Since 2021, synthetic SRT securitizations have been allowed to qualify for STS, as long as the investor taking the risk puts up cash to buy a note, and that money is invested in high quality collateral that would be used to compensate the ceding bank if losses in the portfolio reached the transferred tranche. This is known as a 'funded' structure.
Insurance companies like to take risk on SRT deals in unfunded form, by writing insurance contracts — up to now these have not been eligible for STS.
The leaked Sec Reg paper suggests the Commission is willing to allow this, subject to “certain robustness, solvency and diversification criteria”.
Those criteria are that the insurer must have:
the capacity for internal risk modelling
a credit quality step two rating or better
business activities in at least two classes of non-life insurance
at least Є20bn of assets under management
“Assets under management” is an odd way to refer to an insurer’s assets and has little bearing on its capital or solvency, which is presumably the reason to include that stipulation. But even beyond such pedantry, it’s a pretty restrictive list that again could limit the helpfulness of the measure.
Precision needed
These are perhaps the two most important cases of where the Commission's proposals could fall down on the details.

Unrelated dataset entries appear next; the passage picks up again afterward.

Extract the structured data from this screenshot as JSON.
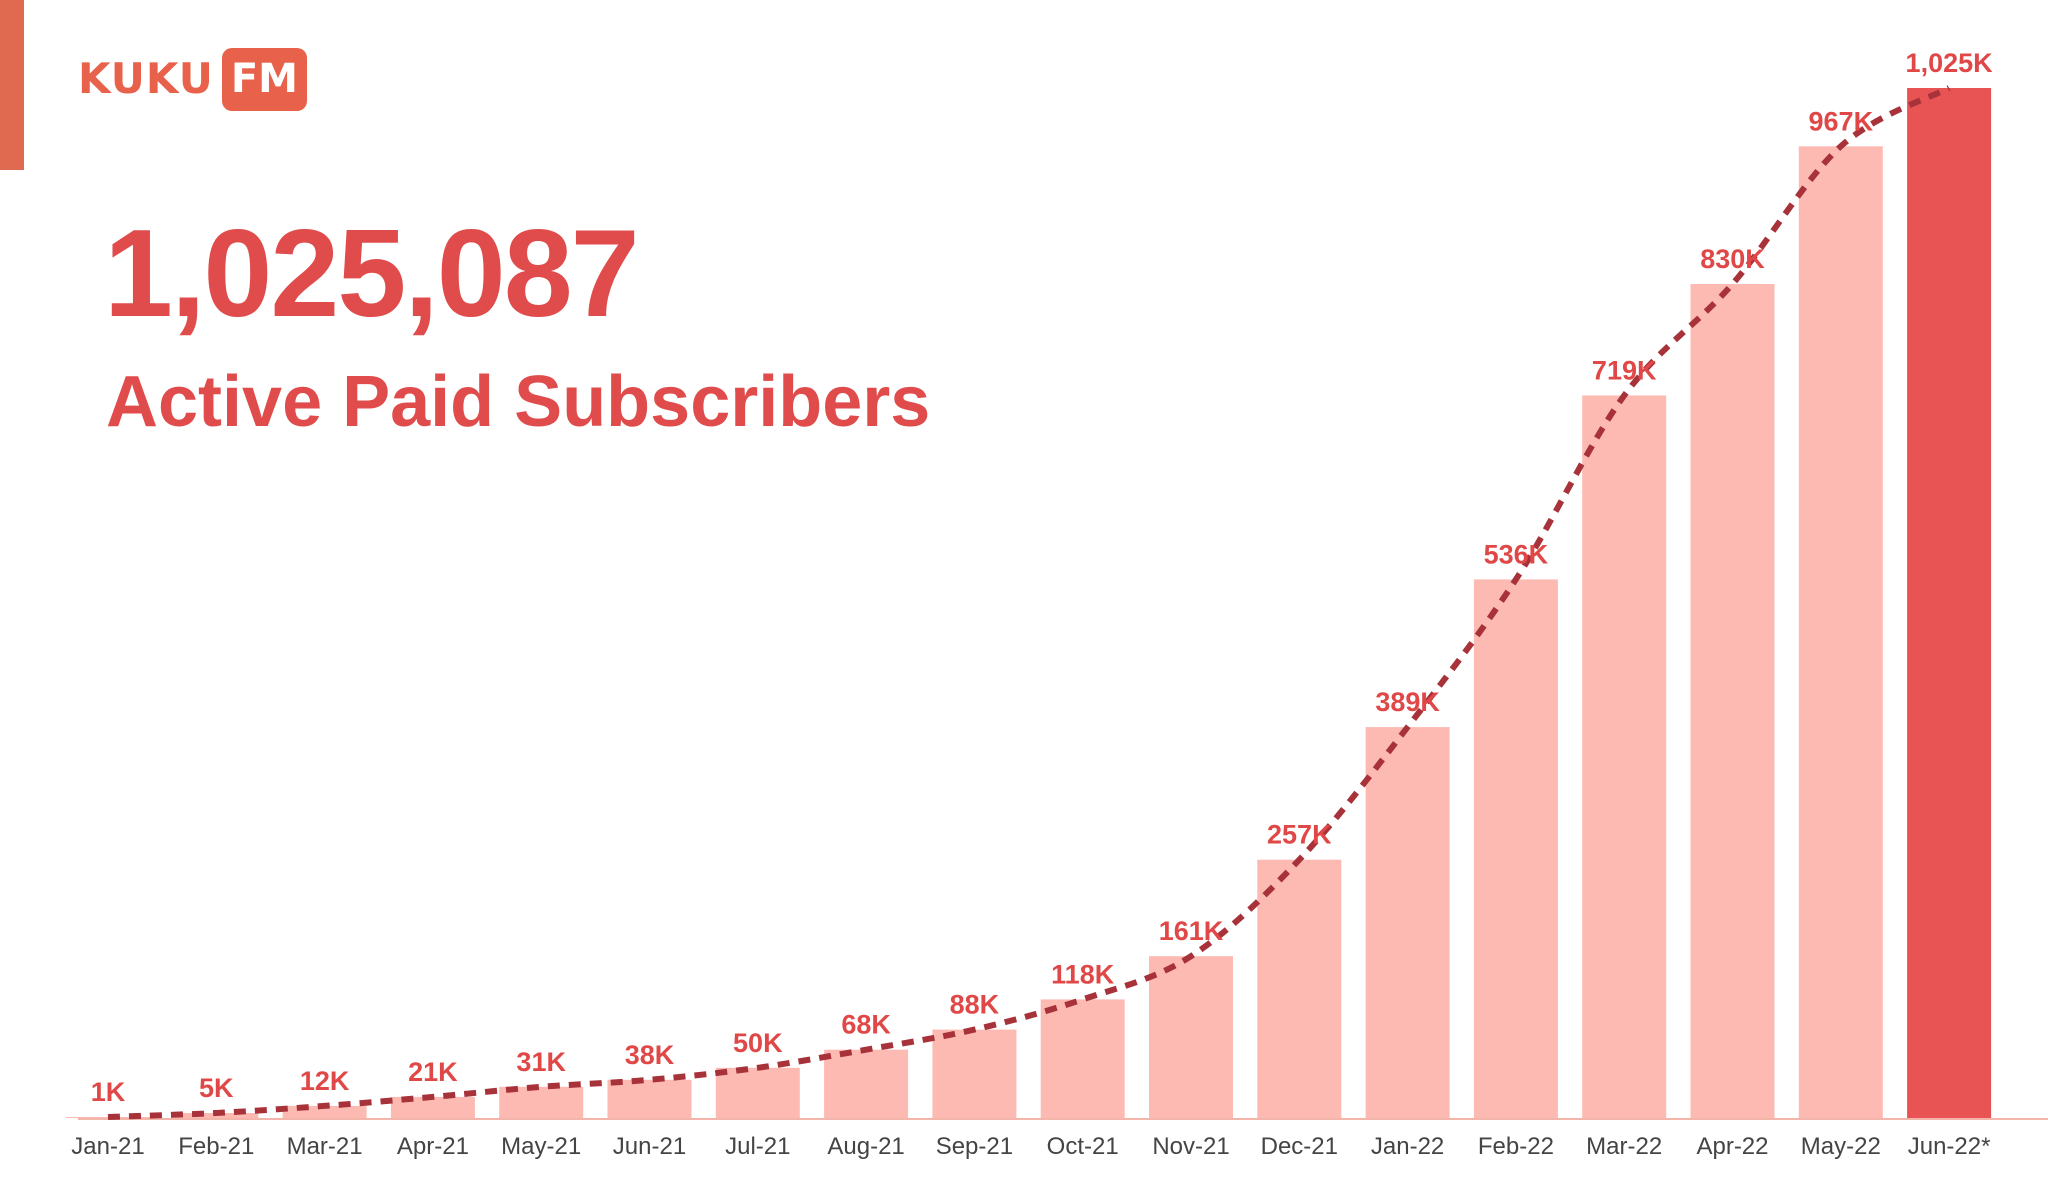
{
  "brand": {
    "logo_text": "KUKU",
    "logo_box_text": "FM",
    "color": "#e8614a"
  },
  "headline": {
    "value": "1,025,087",
    "label": "Active Paid Subscribers",
    "color": "#e04c4c"
  },
  "chart_data": {
    "type": "bar",
    "title": "",
    "xlabel": "",
    "ylabel": "",
    "categories": [
      "Jan-21",
      "Feb-21",
      "Mar-21",
      "Apr-21",
      "May-21",
      "Jun-21",
      "Jul-21",
      "Aug-21",
      "Sep-21",
      "Oct-21",
      "Nov-21",
      "Dec-21",
      "Jan-22",
      "Feb-22",
      "Mar-22",
      "Apr-22",
      "May-22",
      "Jun-22*"
    ],
    "values": [
      1,
      5,
      12,
      21,
      31,
      38,
      50,
      68,
      88,
      118,
      161,
      257,
      389,
      536,
      719,
      830,
      967,
      1025
    ],
    "value_labels": [
      "1K",
      "5K",
      "12K",
      "21K",
      "31K",
      "38K",
      "50K",
      "68K",
      "88K",
      "118K",
      "161K",
      "257K",
      "389K",
      "536K",
      "719K",
      "830K",
      "967K",
      "1,025K"
    ],
    "unit": "K",
    "ylim": [
      0,
      1025
    ],
    "grid": false,
    "trendline": "dashed",
    "colors": {
      "bar": "#fdbab2",
      "highlight_bar": "#e85454",
      "label": "#e04848",
      "trend": "#a8323a",
      "baseline": "#f3b4aa",
      "tick_label": "#444444"
    },
    "highlight_index": 17
  }
}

But there are plenty of other niche points, and much more the market still needs to digest.
The leaked proposals give a strong sense that, although the Commission wants to make concessions to the market, for each one it feels the need to exact some fresh protection for the stability of the financial system — in spite of the already extensive protections in place.
Whether the authorities' risk-averse instincts ultimately limit the benefit of the reforms will come down to how they decide some very complicated details.